Thanks so much for your note Matt. It had some very important reminders that were very timely and helpful. First, we will remind SS20 to explain to his mom why he thinks he rides his bike safely (he always wears a helmet, he rides on bike paths most of the way, he doesn't ride on busy streets, etc.) Even if she doesn't hear him (he says she's told him she has made up her mind) it is good for him to learn to explain his position in a calm manner rather than just to not talk about it with her.

The second good reminder was that DH built in arbitration so that if his ex tried to block SS20 from doing things, there was a way to stop her. And if she continued to do it over and over there would be evidence that could be used so DH could apply for full guardianship. Also we know there is a chance she will try this and if she doesn't "win", she'll give up.

The other thing is, we have a good example of how this process has already worked. We can help SS20 see that this process is about making sure he has what he needs, not about fighting his mom.

While they were negotiating a guardianship agreement (imagine the fun as DH's ex fired mediator after mediator, changed her mind constantly, etc.) she sent an email to DH saying SS20 could no longer go to his T. So DH asked if they could used the mediator to test the arbitration model that was in the agreement. His ex eagerly agreed.

After listening to both sides, it was clear that SS20 needed to stay with this counselor. So the mediator made that declaration. It wasn't easy (DH had to steel himself to face his ex, and he had to come armed with facts so he could calmly explain why this was important for SS20. DH is going to remind SS20 of what happened.

They have never used the arbitrator now in place. DH's ex fired several mediators while developing the agreement and then refused to land on an arbitrator. She'd find something wrong with each one (even though she picked them all.) The arbitrator they have now is an ex-judge DH's ex found. He's very expensive but he does all his sessions on the phone or on Skype. He will meet with DH and his ex in one session, and then SS20 in a separate session. DH now has in place that neither of them can fire the arbitrator unless they both agree. He's got the same for firing SS20's counselor.

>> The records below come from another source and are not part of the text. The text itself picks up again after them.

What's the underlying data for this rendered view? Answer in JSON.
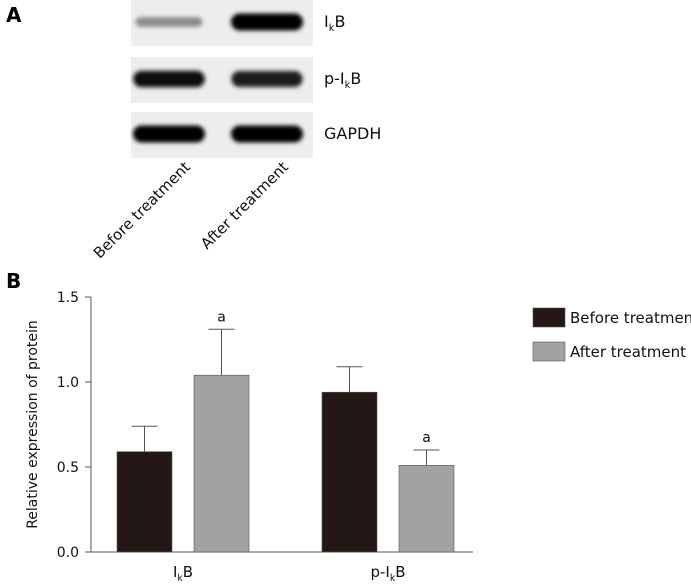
{
  "panel_a": {
    "letter": "A",
    "bands": [
      {
        "label": "IkB",
        "main": "I",
        "sub": "k",
        "tail": "B",
        "intensities": [
          0.35,
          1.0
        ]
      },
      {
        "label": "p-IkB",
        "main": "p-I",
        "sub": "k",
        "tail": "B",
        "intensities": [
          0.95,
          0.9
        ]
      },
      {
        "label": "GAPDH",
        "main": "GAPDH",
        "sub": "",
        "tail": "",
        "intensities": [
          1.0,
          1.0
        ]
      }
    ],
    "columns": [
      "Before treatment",
      "After treatment"
    ]
  },
  "panel_b": {
    "letter": "B"
  },
  "chart_data": {
    "type": "bar",
    "categories": [
      "IkB",
      "p-IkB"
    ],
    "category_display": [
      {
        "main": "I",
        "sub": "k",
        "tail": "B"
      },
      {
        "main": "p-I",
        "sub": "k",
        "tail": "B"
      }
    ],
    "series": [
      {
        "name": "Before treatment",
        "color": "#231815",
        "values": [
          0.59,
          0.94
        ],
        "errors": [
          0.15,
          0.15
        ],
        "annotations": [
          "",
          ""
        ]
      },
      {
        "name": "After treatment",
        "color": "#a0a2a4",
        "values": [
          1.04,
          0.51
        ],
        "errors": [
          0.27,
          0.09
        ],
        "annotations": [
          "a",
          "a"
        ]
      }
    ],
    "ylabel": "Relative expression of  protein",
    "ylim": [
      0,
      1.5
    ],
    "yticks": [
      0.0,
      0.5,
      1.0,
      1.5
    ],
    "ytick_labels": [
      "0.0",
      "0.5",
      "1.0",
      "1.5"
    ],
    "legend_position": "top-right",
    "grid": false
  }
}
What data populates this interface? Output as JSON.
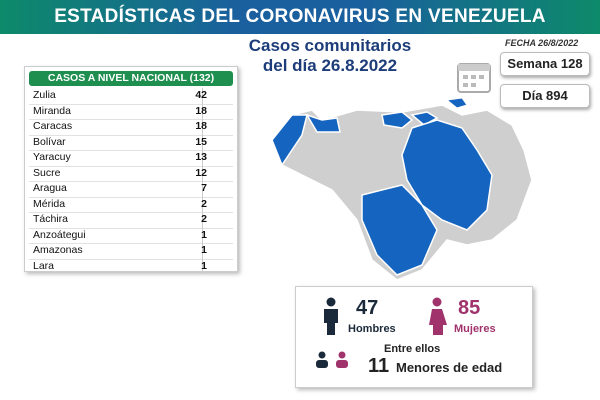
{
  "header": {
    "title": "ESTADÍSTICAS DEL CORONAVIRUS EN VENEZUELA",
    "subtitle": [
      "Casos comunitarios",
      "del día 26.8.2022"
    ],
    "date": "FECHA 26/8/2022"
  },
  "calendar": {
    "week": "Semana 128",
    "day": "Día 894"
  },
  "table": {
    "header": "CASOS A NIVEL NACIONAL (132)",
    "rows": [
      [
        "Zulia",
        42
      ],
      [
        "Miranda",
        18
      ],
      [
        "Caracas",
        18
      ],
      [
        "Bolívar",
        15
      ],
      [
        "Yaracuy",
        13
      ],
      [
        "Sucre",
        12
      ],
      [
        "Aragua",
        7
      ],
      [
        "Mérida",
        2
      ],
      [
        "Táchira",
        2
      ],
      [
        "Anzoátegui",
        1
      ],
      [
        "Amazonas",
        1
      ],
      [
        "Lara",
        1
      ]
    ]
  },
  "stats": {
    "male": {
      "value": 47,
      "label": "Hombres"
    },
    "female": {
      "value": 85,
      "label": "Mujeres"
    },
    "minors": {
      "intro": "Entre ellos",
      "value": 11,
      "label": "Menores de edad"
    }
  }
}
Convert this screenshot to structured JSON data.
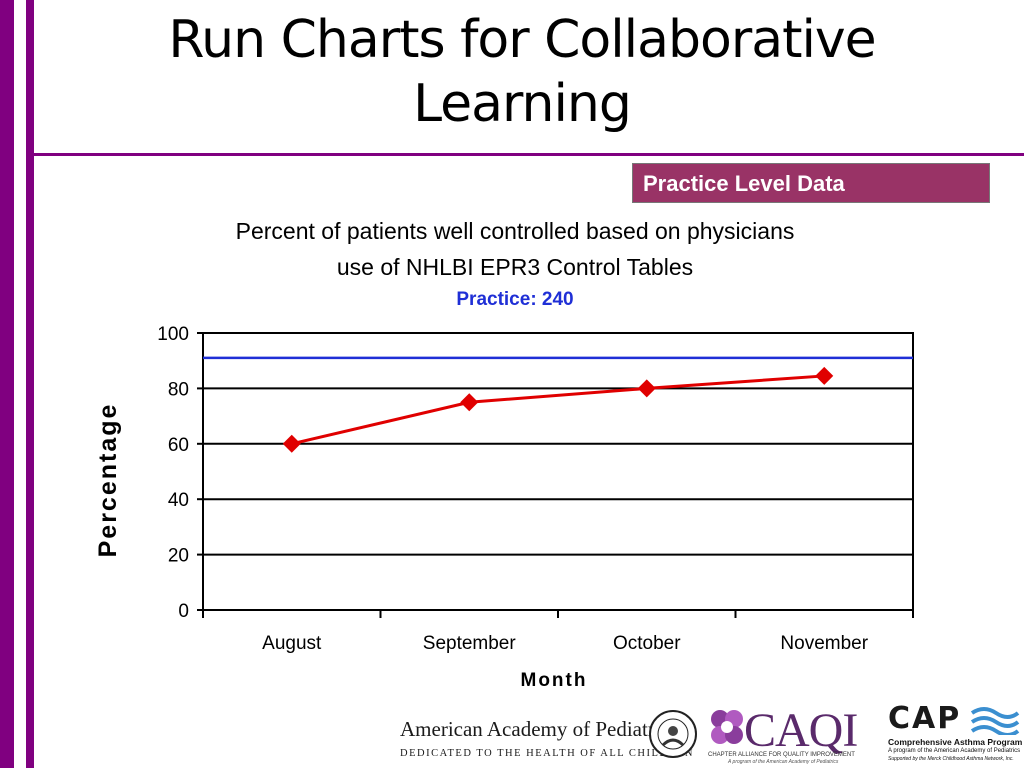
{
  "slide": {
    "title_line1": "Run Charts for Collaborative",
    "title_line2": "Learning",
    "badge": "Practice Level Data",
    "accent_color": "#800080",
    "badge_color": "#993366"
  },
  "chart_data": {
    "type": "line",
    "title_line1": "Percent of patients well controlled based on physicians",
    "title_line2": "use of NHLBI EPR3 Control Tables",
    "subtitle": "Practice: 240",
    "xlabel": "Month",
    "ylabel": "Percentage",
    "categories": [
      "August",
      "September",
      "October",
      "November"
    ],
    "series": [
      {
        "values": [
          60,
          75,
          80,
          84.5
        ],
        "color": "#e00000",
        "marker": "diamond"
      }
    ],
    "goal_line": {
      "value": 91,
      "color": "#1f2fd6"
    },
    "ylim": [
      0,
      100
    ],
    "yticks": [
      0,
      20,
      40,
      60,
      80,
      100
    ],
    "grid": "horizontal"
  },
  "footer": {
    "aap_name": "American Academy of Pediatrics",
    "aap_tagline": "DEDICATED TO THE HEALTH OF ALL CHILDREN",
    "caqi_name": "CAQI",
    "caqi_sub": "CHAPTER ALLIANCE FOR QUALITY IMPROVEMENT",
    "caqi_sub2": "A program of the American Academy of Pediatrics",
    "cap_name": "CAP",
    "cap_sub": "Comprehensive Asthma Program",
    "cap_sub2": "A program of the American Academy of Pediatrics",
    "cap_sub3": "Supported by the Merck Childhood Asthma Network, Inc."
  }
}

I realized we need to all stop thinking of this as a battle against her (or her disorder), and start using the process in place to help SS20. We'll help SS20 see that he can explain to his mom and then to the arbitrator why he thinks he rides safely. This has much more to do with him than with his mom.

So, thanks to you and Panda39 for your encouragement and ideas. Keep 'em coming if you have more!  I feel we are on a better path if they go ahead with arbitration.